The period that she has researched and written about is from 1890 to 1920. She writes from the point of view of ‘the Reader,’ her alter ego, and uses the imagined voices of the patients and staff members.

“If you were a woman walking up that hill to be admitted to that hospital in, say, 1909 versus 1962, the difference is just vast,” Doireann says.

“There are so many points in the hospital’s history when it was an extremely dark place and it was very difficult for the people who were being held there.

“The history of psychiatry as it used to be practiced is a very difficult history to tell.”

The oldest casebooks in the archives are inscribed in copperplate with the name of the relevant medical officer and date.

Each individual section begins with a handwritten name (Doireann only uses the Christian names of the patients in her book to protect their privacy).

The patients’ addresses, ages, and occupations are stated in the casebooks.

Doireann recoiled when she read the doctors’ scrawls describing patients as ‘very dull and stupid’, or ‘a feeble little woman;’ ‘dirty and mischievous’, ‘very self-pitying’ and ‘hypochondriac’.

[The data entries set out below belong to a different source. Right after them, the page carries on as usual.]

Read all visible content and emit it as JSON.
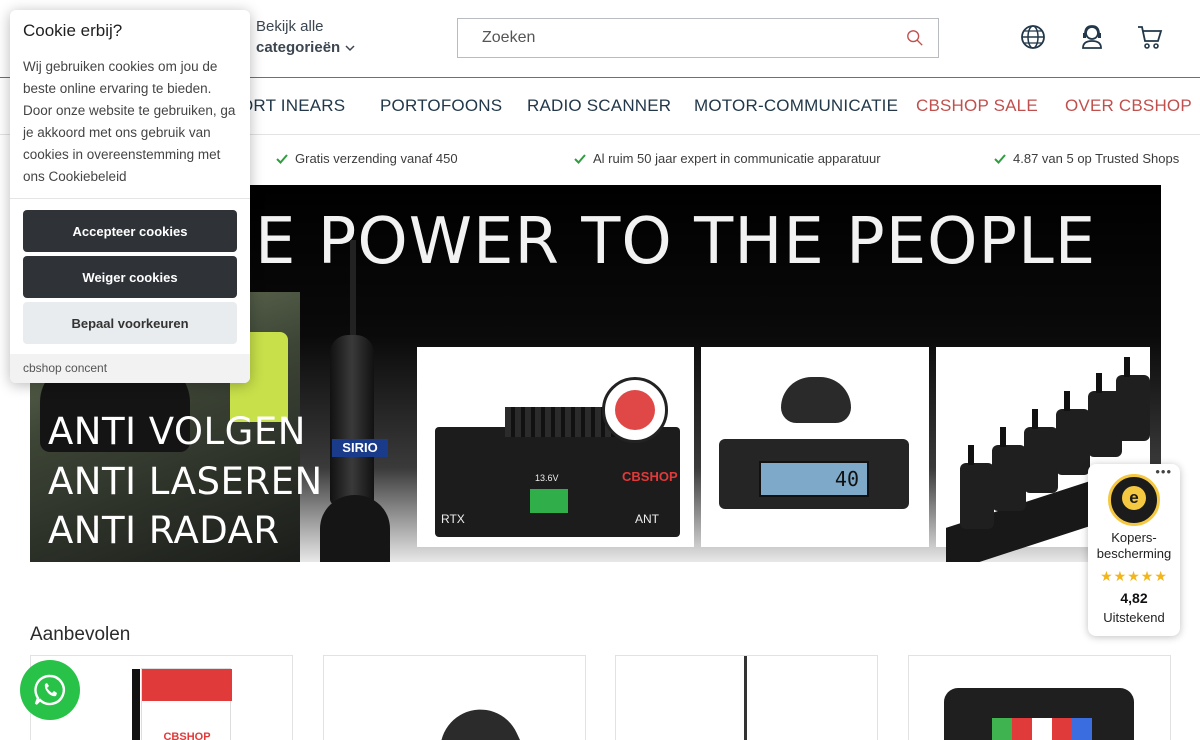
{
  "header": {
    "categories_line1": "Bekijk alle",
    "categories_line2": "categorieën",
    "search_placeholder": "Zoeken"
  },
  "nav": {
    "items": [
      {
        "label": "ORT INEARS"
      },
      {
        "label": "PORTOFOONS"
      },
      {
        "label": "RADIO SCANNER"
      },
      {
        "label": "MOTOR-COMMUNICATIE"
      },
      {
        "label": "CBSHOP SALE"
      },
      {
        "label": "OVER CBSHOP"
      }
    ]
  },
  "usp": [
    {
      "text": "Gratis verzending vanaf 450"
    },
    {
      "text": "Al ruim 50 jaar expert in communicatie apparatuur"
    },
    {
      "text": "4.87 van 5 op Trusted Shops"
    }
  ],
  "hero": {
    "title": "E POWER TO THE PEOPLE",
    "anti_lines": [
      "ANTI VOLGEN",
      "ANTI LASEREN",
      "ANTI RADAR"
    ],
    "sirio_label": "SIRIO",
    "amp_labels": [
      "RTX",
      "13.6V",
      "ANT"
    ],
    "radio_display": "40",
    "logo_text": "CBSHOP"
  },
  "cookie": {
    "title": "Cookie erbij?",
    "text": "Wij gebruiken cookies om jou de beste online ervaring te bieden. Door onze website te gebruiken, ga je akkoord met ons gebruik van cookies in overeenstemming met ons Cookiebeleid",
    "accept_label": "Accepteer cookies",
    "decline_label": "Weiger cookies",
    "prefs_label": "Bepaal voorkeuren",
    "footer": "cbshop concent"
  },
  "section": {
    "title": "Aanbevolen",
    "flag_brand": "CBSHOP"
  },
  "trust_badge": {
    "dots": "•••",
    "seal_letter": "e",
    "line1": "Kopers-",
    "line2": "bescherming",
    "stars": "★★★★★",
    "score": "4,82",
    "label": "Uitstekend"
  },
  "colors": {
    "accent_red": "#c0504d",
    "nav_text": "#22384a",
    "button_dark": "#2f3338",
    "whatsapp_green": "#29c248",
    "check_green": "#2e9e3e"
  }
}
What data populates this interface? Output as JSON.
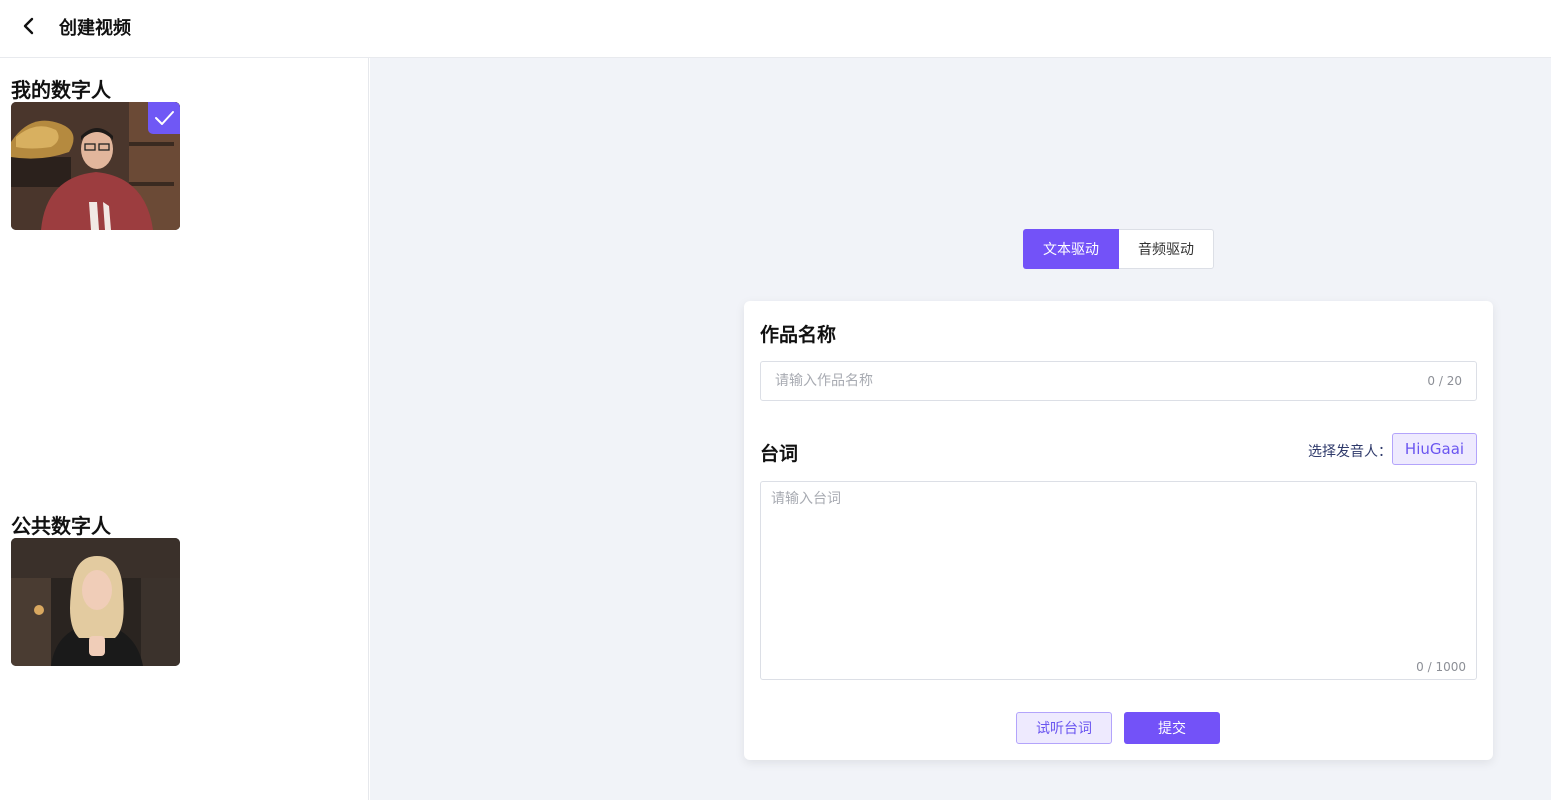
{
  "header": {
    "title": "创建视频",
    "back_icon": "chevron-left-icon"
  },
  "sidebar": {
    "my_section_title": "我的数字人",
    "public_section_title": "公共数字人"
  },
  "mode_tabs": [
    {
      "label": "文本驱动",
      "active": true
    },
    {
      "label": "音频驱动",
      "active": false
    }
  ],
  "form": {
    "name_label": "作品名称",
    "name_placeholder": "请输入作品名称",
    "name_value": "",
    "name_counter": "0 / 20",
    "script_label": "台词",
    "speaker_label": "选择发音人：",
    "speaker_value": "HiuGaai",
    "script_placeholder": "请输入台词",
    "script_value": "",
    "script_counter": "0 / 1000",
    "preview_button": "试听台词",
    "submit_button": "提交"
  },
  "colors": {
    "accent": "#7352f8",
    "accent_light": "#eeeafe",
    "main_bg": "#f1f3f8"
  }
}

Years might pass before another entry was made about some patients, sometimes with the bald comment, ‘no change’.

A Female Case Book recovered from Our Lady’s Hospital.
A Female Case Book recovered from Our Lady’s Hospital.

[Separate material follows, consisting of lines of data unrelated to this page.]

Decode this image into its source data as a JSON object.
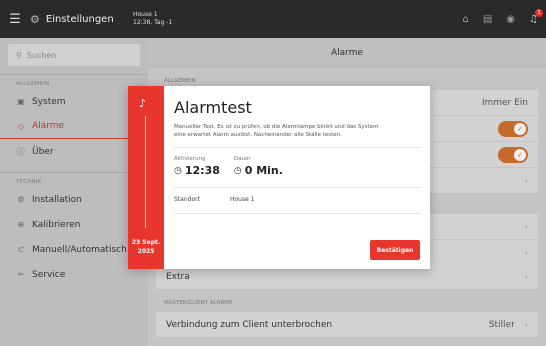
{
  "topbar": {
    "app_title": "Einstellungen",
    "house_name": "House 1",
    "house_time": "12:38, Tag -1",
    "bell_count": "1"
  },
  "sidebar": {
    "search_placeholder": "Suchen",
    "section_general": "ALLGEMEIN",
    "items_general": [
      {
        "label": "System",
        "icon": "system-icon"
      },
      {
        "label": "Alarme",
        "icon": "alarm-icon"
      },
      {
        "label": "Über",
        "icon": "info-icon"
      }
    ],
    "section_technik": "TECHNIK",
    "items_technik": [
      {
        "label": "Installation",
        "icon": "installation-icon"
      },
      {
        "label": "Kalibrieren",
        "icon": "calibrate-icon"
      },
      {
        "label": "Manuell/Automatisch",
        "icon": "manual-auto-icon"
      },
      {
        "label": "Service",
        "icon": "service-icon"
      }
    ]
  },
  "main": {
    "header": "Alarme",
    "section_general": "ALLGEMEIN",
    "row1_value": "Immer Ein",
    "row_extra": "Extra",
    "section_master": "MASTER/CLIENT ALARME",
    "row_client": "Verbindung zum Client unterbrochen",
    "row_client_value": "Stiller"
  },
  "modal": {
    "title": "Alarmtest",
    "description": "Manueller Test. Es ist zu prüfen, ob die Alarmlampe blinkt und das System eine erwartet Alarm auslöst. Nacheinander alle Ställe testen.",
    "activation_label": "Aktivierung",
    "activation_value": "12:38",
    "duration_label": "Dauer",
    "duration_value": "0 Min.",
    "location_label": "Standort",
    "location_value": "House 1",
    "date_line1": "23 Sept.",
    "date_line2": "2025",
    "confirm_label": "Bestätigen"
  },
  "colors": {
    "accent": "#e8362f",
    "toggle": "#c46a2a"
  }
}
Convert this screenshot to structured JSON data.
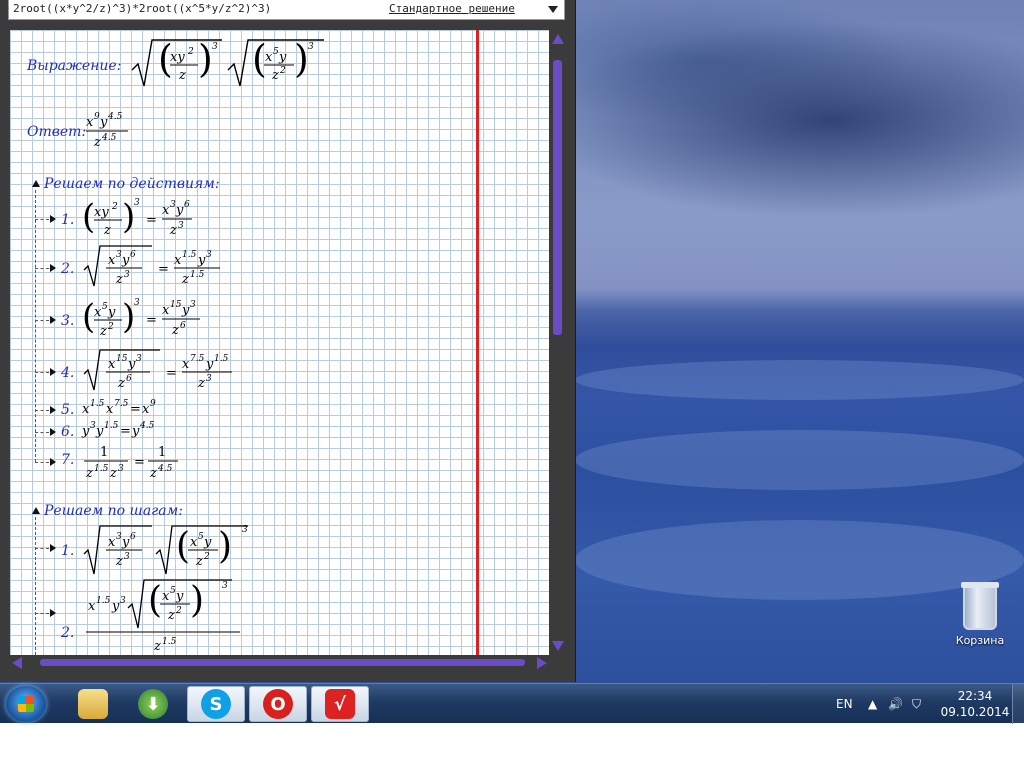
{
  "app": {
    "expression_input": "2root((x*y^2/z)^3)*2root((x^5*y/z^2)^3)",
    "mode_select": "Стандартное решение"
  },
  "worksheet": {
    "expression_label": "Выражение:",
    "expression": "√((xy²/z)³)·√((x⁵y/z²)³)",
    "answer_label": "Ответ:",
    "answer": "x⁹y⁴·⁵ / z⁴·⁵",
    "by_actions": {
      "heading": "Решаем по действиям:",
      "items": [
        {
          "n": "1.",
          "expr": "(xy²/z)³ = x³y⁶/z³"
        },
        {
          "n": "2.",
          "expr": "√(x³y⁶/z³) = x¹·⁵y³/z¹·⁵"
        },
        {
          "n": "3.",
          "expr": "(x⁵y/z²)³ = x¹⁵y³/z⁶"
        },
        {
          "n": "4.",
          "expr": "√(x¹⁵y³/z⁶) = x⁷·⁵y¹·⁵/z³"
        },
        {
          "n": "5.",
          "expr": "x¹·⁵x⁷·⁵ = x⁹"
        },
        {
          "n": "6.",
          "expr": "y³y¹·⁵ = y⁴·⁵"
        },
        {
          "n": "7.",
          "expr": "1/(z¹·⁵z³) = 1/z⁴·⁵"
        }
      ]
    },
    "by_steps": {
      "heading": "Решаем по шагам:",
      "items": [
        {
          "n": "1.",
          "expr": "√(x³y⁶/z³)·√((x⁵y/z²)³)"
        },
        {
          "n": "2.",
          "expr": "x¹·⁵y³·√((x⁵y/z²)³) / z¹·⁵"
        }
      ]
    }
  },
  "desktop": {
    "recycle_bin_label": "Корзина"
  },
  "taskbar": {
    "apps": [
      "file-explorer",
      "downloader",
      "skype",
      "opera",
      "math-solver"
    ],
    "language": "EN",
    "time": "22:34",
    "date": "09.10.2014"
  },
  "colors": {
    "scrollbar": "#6a4cc6",
    "margin_line": "#e02020",
    "label_text": "#1f2fb8",
    "grid": "#b9cbe0"
  }
}
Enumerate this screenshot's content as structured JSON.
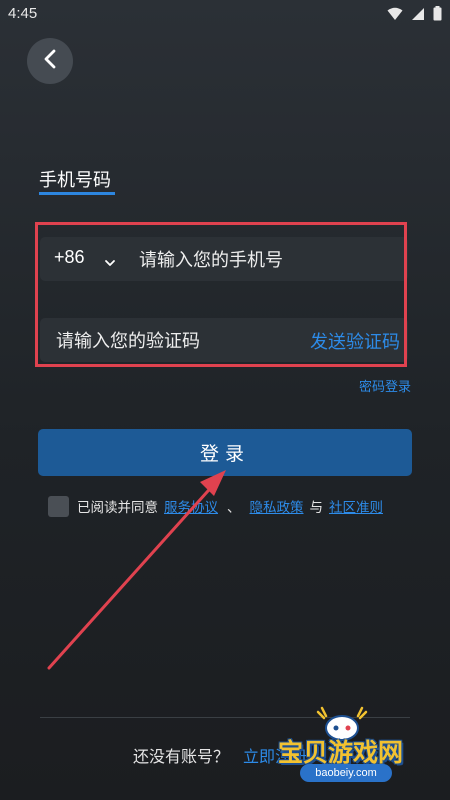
{
  "status_bar": {
    "time": "4:45",
    "icons": [
      "wifi-icon",
      "signal-icon",
      "battery-icon"
    ]
  },
  "header": {
    "back_icon": "chevron-left-icon"
  },
  "tab": {
    "label": "手机号码",
    "accent_color": "#2d86e0"
  },
  "form": {
    "country_code": "+86",
    "phone_placeholder": "请输入您的手机号",
    "code_placeholder": "请输入您的验证码",
    "send_code_label": "发送验证码",
    "password_login_label": "密码登录",
    "highlight_color": "#e0424f"
  },
  "login_button": {
    "label": "登录",
    "color": "#1d5a96"
  },
  "agreement": {
    "prefix": "已阅读并同意",
    "service_link": "服务协议",
    "separator": "、",
    "privacy_link": "隐私政策",
    "and_text": "与",
    "community_link": "社区准则"
  },
  "footer": {
    "no_account_text": "还没有账号？",
    "register_link": "立即注册"
  },
  "watermark": {
    "brand": "宝贝游戏网",
    "url": "baobeiy.com"
  },
  "link_color": "#2d8be8"
}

But, despite the absence of a sense of a real person, all the Marys and Kates, the Ellens and the Catherines were alive in Doireann’s mind.

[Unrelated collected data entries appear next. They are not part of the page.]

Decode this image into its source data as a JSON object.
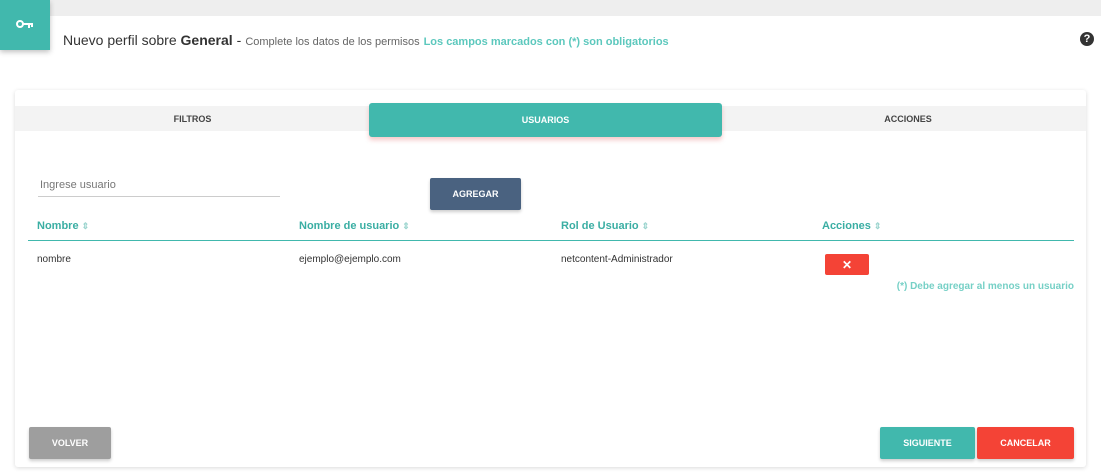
{
  "header": {
    "prefix": "Nuevo perfil sobre",
    "entity": "General",
    "separator": "-",
    "description": "Complete los datos de los permisos",
    "required_note": "Los campos marcados con (*) son obligatorios"
  },
  "icons": {
    "header": "key-icon",
    "help": "question-circle-icon",
    "sort": "sort-icon",
    "delete": "close-icon"
  },
  "colors": {
    "accent": "#41b8ad",
    "danger": "#f44336",
    "primary_dark": "#4a6280",
    "neutral": "#9e9e9e"
  },
  "tabs": [
    {
      "label": "FILTROS",
      "active": false
    },
    {
      "label": "USUARIOS",
      "active": true
    },
    {
      "label": "ACCIONES",
      "active": false
    }
  ],
  "user_input": {
    "placeholder": "Ingrese usuario",
    "value": ""
  },
  "add_button": "AGREGAR",
  "table": {
    "columns": [
      "Nombre",
      "Nombre de usuario",
      "Rol de Usuario",
      "Acciones"
    ],
    "sort_glyph": "⇕",
    "rows": [
      {
        "nombre": "nombre",
        "usuario": "ejemplo@ejemplo.com",
        "rol": "netcontent-Administrador",
        "delete": "✕"
      }
    ]
  },
  "warning": "(*) Debe agregar al menos un usuario",
  "footer": {
    "back": "VOLVER",
    "next": "SIGUIENTE",
    "cancel": "CANCELAR"
  }
}
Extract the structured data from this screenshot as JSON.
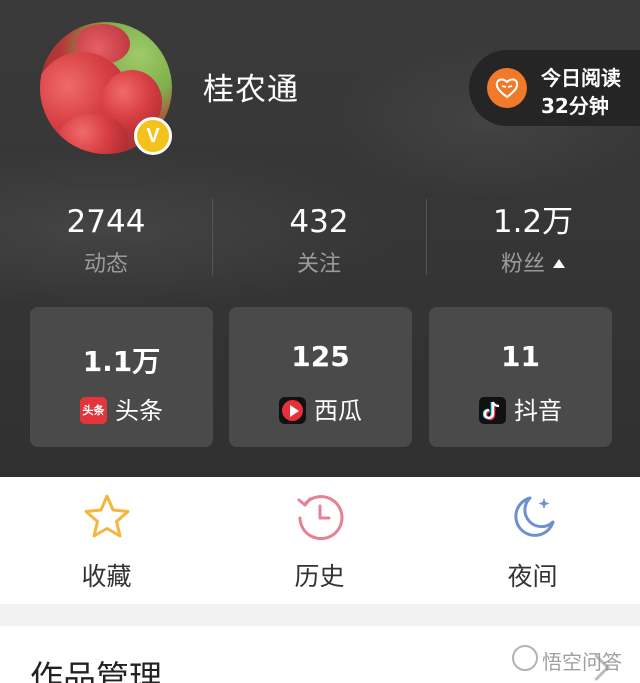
{
  "profile": {
    "username": "桂农通",
    "verified_badge": "V",
    "avatar_icon": "lychee-avatar"
  },
  "reading": {
    "line1": "今日阅读",
    "line2": "32分钟",
    "icon": "heart-book-icon",
    "accent": "#f17a2a"
  },
  "stats": [
    {
      "value": "2744",
      "label": "动态"
    },
    {
      "value": "432",
      "label": "关注"
    },
    {
      "value": "1.2万",
      "label": "粉丝"
    }
  ],
  "platforms": [
    {
      "value": "1.1万",
      "label": "头条",
      "icon_text": "头条",
      "icon": "toutiao-icon"
    },
    {
      "value": "125",
      "label": "西瓜",
      "icon": "xigua-icon"
    },
    {
      "value": "11",
      "label": "抖音",
      "icon": "douyin-icon"
    }
  ],
  "tools": [
    {
      "label": "收藏",
      "icon": "star-icon",
      "color": "#f4b63f"
    },
    {
      "label": "历史",
      "icon": "history-clock-icon",
      "color": "#e87f95"
    },
    {
      "label": "夜间",
      "icon": "moon-icon",
      "color": "#6f8fcf"
    }
  ],
  "works": {
    "title": "作品管理"
  },
  "watermark": "悟空问答"
}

What pleasantly surprised the author was that in the period she was focusing on, some of the women would recover after several weeks or months and return to their ordinary lives.

“That was really moving. There were so many women dealing with what we would almost immediately recognise as issues to do with postnatal depression. Someone would develop suicidal thoughts in the weeks after giving birth.

“A woman would seek help at the asylum and would stay there for weeks or months with the doctor writing across her file, ‘Discharged Recovered’.”

Doireann had laboured under the assumption that the people who were brought to the asylum “were held there for their whole lives. That sometimes happened in the period I was looking at. It’s tragic that a life lost was lived in an institution. But there were other times when people recovered and went home.”

To flesh out the various women in her book, Doireann traced them through other archives such as births, marriages, and deaths. There were also the censuses and newspaper cuttings.

“I was able to trace the shape of someone’s life as they returned to it,” she says. “The stay in hospital wasn’t all-defining for a lot of these people who spent a brief period there. But there were a lot of stories with very sad endings.”

In what Doireann describes as ‘radical’, Dr Lucia Strangman was appointed in the late 1890s to the hospital, known then as Cork District Lunatic Asylum.

“It was so rare to have a woman doctor, let alone one of the earliest psychiatrists in the whole of the country, appointed.

“Dr Strangman was radical in the way she treated her patients. When she picked up her pen to write about the women sitting in front of her, she wrote with attentiveness to their humanity and with such detail. Her empathy carried over.

“She could never have imagined that a stranger like me would come to these notes a century later to piece together this period of history.

“Dr Strangman was progressive for her time,” says Doireann whose book honours the people that passed through the doors of the hospital.

Asked if she fears ghosts, Doireann, who explored the parts of the hospital that were accessible to her, says she has no fear of the people she has written about.

“I’ve been through similar struggles myself. I like to think we can bear witness to someone who is struggling and enduring and doing their best.

“I think everyone has painful moments. All any of us can do is get through the hard days and the hard years, sometimes just getting through hour by hour.”

Said The Dead, by Doireann Ní Ghríofa, is published by Faber & Faber.